The concentration of osteopontin (SPP1) in plasma is associated with tumour hypoxia. The DAHANCA 5 trial found that the hypoxia radiosensitiser nimorazole significantly improved the outcome of radiotherapy for patients with head and neck cancer compared with placebo. However, whether all patients benefit from such modification of hypoxia is unclear. We aimed to assess whether the concentration of plasma osteopontin could predict response to the hypoxia radiosensitiser.

Plasma concentrations of osteopontin were measured by use of ELISA from stored samples of 320 patients randomised in the DAHANCA 5 trial. Samples were grouped into tertiles according to high (167–1382 μg/L), intermediate (69–166 μg/L), or low (0–68 μg/L) concentrations of plasma osteopontin, and analysed for locoregional tumour control and disease-specific survival at 5 years.

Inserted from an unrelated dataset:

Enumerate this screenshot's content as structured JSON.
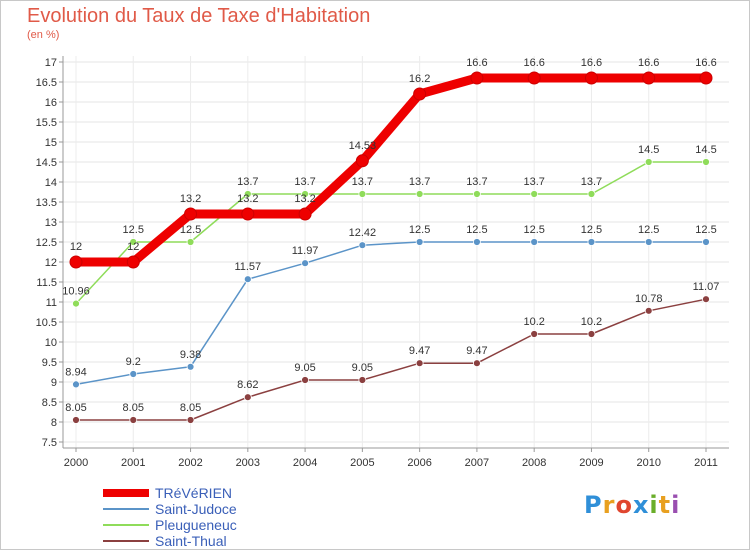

Overall, locoregional tumour failure and disease-specific mortality were more frequent in patients assigned placebo than in those assigned nimorazole (relative risk [RR] 0·51 [95% CI 0·32–0·79] and 0·54 [0·35–0·85], respectively). Locoregional tumour failure was more frequent in patients with high concentrations of osteopontin assigned placebo than in those with high concentrations assigned nimorazole (0·19 [0·08–0·44]), as was disease-specific mortality (0·25 [0·11–0·59]). However, neither locoregional tumour failure nor disease-specific mortality differed between groups for patients with low concentrations of plasma osteopontin (0·79 [0·26–1·70]) and (0·69 [0·31–1·51]) or for those with intermediate concentrations (0·90 [0·41–1·98] and 0·89 [0·41–1·96], respectively).

High plasma concentrations of osteopontin are associated with a poor outlook after radiotherapy for patients with head and neck cancer, but can be improved by use of nimorazole. High concentrations of osteopontin can predict clinically relevant hypoxia, and might identify patients who will benefit from modification of hypoxia during radiotherapy.